How toxic is antisemitism? Potentials and limitations of automated toxicity scoring for antisemitic online content
This highlights limitations in automated toxicity scoring for antisemitic content, which is crucial for content moderation and social media research, though it is incremental as it builds on existing tools.
The study evaluated the Perspective API's ability to detect antisemitic content, finding it recognizes such content as toxic but has critical weaknesses with non-explicit forms and texts with critical stances, and that simple manipulations can bypass it.

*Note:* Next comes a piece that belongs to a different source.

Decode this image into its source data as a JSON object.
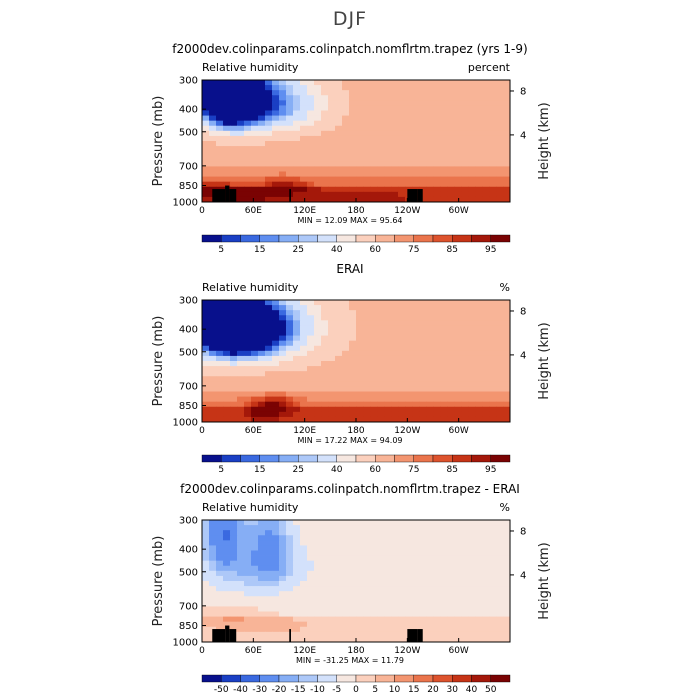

The Perspective API, a popular text toxicity assessment service by Google and Jigsaw, has found wide adoption in several application areas, notably content moderation, monitoring, and social media research. We examine its potentials and limitations for the detection of antisemitic online content that, by definition, falls under the toxicity umbrella term. Using a manually annotated German-language dataset comprising around 3,600 posts from Telegram and Twitter, we explore as how toxic antisemitic texts are rated and how the toxicity scores differ regarding different subforms of antisemitism and the stance expressed in the texts. We show that, on a basic level, Perspective API recognizes antisemitic content as toxic, but shows critical weaknesses with respect to non-explicit forms of antisemitism and texts taking a critical stance towards it. Furthermore, using simple text manipulations, we demonstrate that the use of widespread antisemitic codes can substantially reduce API scores, making it rather easy to bypass content moderation based on the service's results.